Opinion
57016.
ARGUED JANUARY 15, 1979.
DECIDED FEBRUARY 13, 1979.
Theft by receiving. Cherokee Superior Court. Before Judge Pope.
Michael B. Perry, for appellant.
Frank C. Mills, III, District Attorney, for appellee.
The appellant, Charles E. Portis, was convicted of numerous counts of receiving stolen property and additional counts of obliterating and changing the vehicle identification number on automobiles or parts of automobiles. In substance, the state showed a scheme in which Portis would buy wrecked cars, obtain the title thereto and thereafter steal or cause to be stolen, vehicles similar to the wrecked ones. The VIN numbers would then be exchanged from the wrecked auto to the stolen one which would then be sold as a rebuilt car. On a number of the autos or parts of autos, the state showed that the confidential VIN had been obliterated. Portis was sentenced to 21 years. He appeals the conviction raising a plethora of alleged errors. Held:
Portis has raised nine enumerated errors. However, when one looks to the subsections of these enumerations and the several facets of some of the subsections, we are faced with approximately 35 attacks upon the conviction and sentence.

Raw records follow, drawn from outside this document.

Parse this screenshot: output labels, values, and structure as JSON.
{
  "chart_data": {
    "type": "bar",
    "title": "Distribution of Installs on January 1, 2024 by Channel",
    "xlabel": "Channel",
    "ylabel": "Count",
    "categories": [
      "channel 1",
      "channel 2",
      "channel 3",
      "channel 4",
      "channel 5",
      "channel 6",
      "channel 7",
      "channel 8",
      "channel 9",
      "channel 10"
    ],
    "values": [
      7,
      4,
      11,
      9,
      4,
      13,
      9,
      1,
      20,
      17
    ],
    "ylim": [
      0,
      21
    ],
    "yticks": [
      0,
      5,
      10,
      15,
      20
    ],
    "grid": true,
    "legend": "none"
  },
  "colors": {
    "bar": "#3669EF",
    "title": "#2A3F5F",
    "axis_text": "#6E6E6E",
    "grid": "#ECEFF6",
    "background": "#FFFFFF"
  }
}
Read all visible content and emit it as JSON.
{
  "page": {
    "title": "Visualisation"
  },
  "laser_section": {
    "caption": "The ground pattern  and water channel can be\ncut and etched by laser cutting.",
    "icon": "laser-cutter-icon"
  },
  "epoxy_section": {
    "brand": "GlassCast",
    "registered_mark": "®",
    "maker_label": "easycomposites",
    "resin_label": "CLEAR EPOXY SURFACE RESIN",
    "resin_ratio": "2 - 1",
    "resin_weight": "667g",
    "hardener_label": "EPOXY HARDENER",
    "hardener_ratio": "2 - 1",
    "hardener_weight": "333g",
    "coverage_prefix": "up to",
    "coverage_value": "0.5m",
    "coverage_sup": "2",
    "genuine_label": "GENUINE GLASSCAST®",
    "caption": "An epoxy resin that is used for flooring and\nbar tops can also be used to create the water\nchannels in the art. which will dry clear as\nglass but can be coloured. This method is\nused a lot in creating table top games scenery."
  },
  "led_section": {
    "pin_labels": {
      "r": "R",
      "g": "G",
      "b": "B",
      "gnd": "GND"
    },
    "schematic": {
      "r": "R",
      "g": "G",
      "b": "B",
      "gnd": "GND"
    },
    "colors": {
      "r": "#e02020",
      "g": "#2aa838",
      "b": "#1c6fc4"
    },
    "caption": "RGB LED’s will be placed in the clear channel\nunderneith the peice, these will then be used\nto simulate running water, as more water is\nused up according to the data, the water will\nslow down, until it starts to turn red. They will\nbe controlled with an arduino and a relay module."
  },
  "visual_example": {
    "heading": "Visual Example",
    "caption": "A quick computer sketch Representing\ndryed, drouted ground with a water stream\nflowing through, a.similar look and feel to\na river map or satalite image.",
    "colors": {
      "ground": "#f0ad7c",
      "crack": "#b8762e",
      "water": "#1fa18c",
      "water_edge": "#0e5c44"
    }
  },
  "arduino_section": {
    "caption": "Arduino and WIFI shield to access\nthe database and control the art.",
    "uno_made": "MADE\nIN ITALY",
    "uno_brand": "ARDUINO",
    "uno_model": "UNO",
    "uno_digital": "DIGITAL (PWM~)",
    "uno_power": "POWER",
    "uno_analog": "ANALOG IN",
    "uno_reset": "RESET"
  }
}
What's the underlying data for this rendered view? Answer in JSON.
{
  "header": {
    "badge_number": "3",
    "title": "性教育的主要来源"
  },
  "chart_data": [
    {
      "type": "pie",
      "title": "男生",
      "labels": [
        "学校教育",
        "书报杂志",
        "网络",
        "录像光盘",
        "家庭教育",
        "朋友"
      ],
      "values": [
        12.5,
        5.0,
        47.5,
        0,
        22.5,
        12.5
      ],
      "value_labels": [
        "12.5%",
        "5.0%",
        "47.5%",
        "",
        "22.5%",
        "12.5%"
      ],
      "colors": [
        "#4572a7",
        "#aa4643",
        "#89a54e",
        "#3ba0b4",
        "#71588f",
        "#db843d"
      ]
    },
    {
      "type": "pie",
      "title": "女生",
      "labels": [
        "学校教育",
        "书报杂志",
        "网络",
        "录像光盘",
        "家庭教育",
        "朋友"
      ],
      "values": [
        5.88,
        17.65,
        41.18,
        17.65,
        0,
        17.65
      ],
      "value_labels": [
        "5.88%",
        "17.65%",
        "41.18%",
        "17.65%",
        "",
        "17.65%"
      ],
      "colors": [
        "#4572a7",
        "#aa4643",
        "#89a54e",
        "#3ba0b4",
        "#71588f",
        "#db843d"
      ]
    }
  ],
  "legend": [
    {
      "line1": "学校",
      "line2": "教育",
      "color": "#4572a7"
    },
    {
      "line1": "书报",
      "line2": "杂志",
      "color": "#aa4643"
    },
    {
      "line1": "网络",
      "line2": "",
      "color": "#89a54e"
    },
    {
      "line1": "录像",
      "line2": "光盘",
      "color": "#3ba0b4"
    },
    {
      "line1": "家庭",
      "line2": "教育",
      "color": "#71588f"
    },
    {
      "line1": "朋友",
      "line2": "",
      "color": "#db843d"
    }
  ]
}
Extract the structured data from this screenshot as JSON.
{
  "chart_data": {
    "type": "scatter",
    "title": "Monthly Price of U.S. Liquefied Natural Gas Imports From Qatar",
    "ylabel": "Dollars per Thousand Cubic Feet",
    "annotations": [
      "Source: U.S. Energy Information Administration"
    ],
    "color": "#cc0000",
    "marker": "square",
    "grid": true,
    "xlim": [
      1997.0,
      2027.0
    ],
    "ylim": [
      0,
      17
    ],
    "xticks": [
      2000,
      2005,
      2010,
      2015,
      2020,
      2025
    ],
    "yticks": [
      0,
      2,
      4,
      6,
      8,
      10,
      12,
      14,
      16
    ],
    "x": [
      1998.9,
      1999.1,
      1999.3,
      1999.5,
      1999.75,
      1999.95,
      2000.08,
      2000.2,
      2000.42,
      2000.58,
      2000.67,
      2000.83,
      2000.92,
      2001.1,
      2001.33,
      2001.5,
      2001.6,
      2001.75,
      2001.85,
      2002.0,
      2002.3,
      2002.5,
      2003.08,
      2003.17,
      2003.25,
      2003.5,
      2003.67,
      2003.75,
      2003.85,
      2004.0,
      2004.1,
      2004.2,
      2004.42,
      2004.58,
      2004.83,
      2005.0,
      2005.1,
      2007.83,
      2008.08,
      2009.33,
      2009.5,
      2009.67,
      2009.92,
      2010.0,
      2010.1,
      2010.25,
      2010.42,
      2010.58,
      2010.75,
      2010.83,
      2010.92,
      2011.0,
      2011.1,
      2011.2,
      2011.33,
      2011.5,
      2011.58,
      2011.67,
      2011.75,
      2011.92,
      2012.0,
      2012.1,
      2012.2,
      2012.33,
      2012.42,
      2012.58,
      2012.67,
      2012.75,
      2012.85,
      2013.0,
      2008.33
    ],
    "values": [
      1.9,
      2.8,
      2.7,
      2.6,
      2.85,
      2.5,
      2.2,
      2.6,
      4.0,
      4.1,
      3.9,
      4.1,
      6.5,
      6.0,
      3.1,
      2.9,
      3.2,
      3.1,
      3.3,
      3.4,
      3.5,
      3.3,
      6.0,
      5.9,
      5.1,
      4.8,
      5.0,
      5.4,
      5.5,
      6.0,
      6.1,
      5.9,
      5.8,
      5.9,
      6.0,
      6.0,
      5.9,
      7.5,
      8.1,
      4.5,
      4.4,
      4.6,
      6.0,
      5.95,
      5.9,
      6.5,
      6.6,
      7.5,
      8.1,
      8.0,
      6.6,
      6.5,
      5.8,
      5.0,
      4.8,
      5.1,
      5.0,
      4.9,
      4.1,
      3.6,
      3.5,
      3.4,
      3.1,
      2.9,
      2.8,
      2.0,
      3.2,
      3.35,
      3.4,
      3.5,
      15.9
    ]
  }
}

These enumerations concern themselves with motions to suppress the fruits of several successive searches and seizures alleging lack of consent in a warrantless search, insufficient description in a warrant, absence of a neutral and detached magistrate, a secondary evidence objection to a warrant, and failure by the state to carry its burden in showing a valid warrant.
Other enumerations urge the denial of general and special demurrers to the indictments for failure adequately to specify the offenses charged, that the offenses alleged are not crimes in this state, failure of proof of the offenses as charged, an illegal arrest based upon a non-offense and basing an arrest upon a warrant stating non-existent offenses.
Further, appellant enumerates as error the failure to grant a notice to produce and a motion for discovery. He urges as error the improper denial of a challenge to the array of the grand jury. He contends it was error to deny his motion for new trial on numerous grounds, including failure to grant a motion for directed verdict of acquittal, allowing witnesses to testify who were not on the witness list and as to whom a sufficiently timely notice was not given, and that eyewitness identification was conducive to probable misidentification and thus improperly allowed.
Appellant also urges that the trial court failed to give four requested charges dealing with misdemeanor punishment, guidelines for weighing non-expert identification testimony, mistake of fact, and claim of right of ownership.
Portis also claims erroneous charges in six particulars dealing with value and that the sentence imposed was contradictory to that charge on value; charging on a non-crime; circumstantial evidence; uncharged misconduct; and upon the element of knowledge essential to a conviction of receiving stolen property. He advances additional arguments on the admission of opinion evidence of an expert, evidence of uncharged misconduct; and, photographic evidence allegedly not properly identified or authenticated. Finally, appellant argues that the sentence is illegal and that the trial court improperly denied a motion for a supersedeas bond.
While this court could separately address each of these arguments advanced by Portis, we can perceive no advantage either to Portis or to the bench or bar of this state by doing so. We have carefully examined each of the issues raised by Portis, examined in detail the case law and arguments advanced in support of each, and find each and every one to be without merit. The voluminous enumerations therefore give us no cause to reverse the verdict of the jury or the judgment and sentence of the court.
Judgment affirmed. Quillian, P. J., and Smith, J., concur.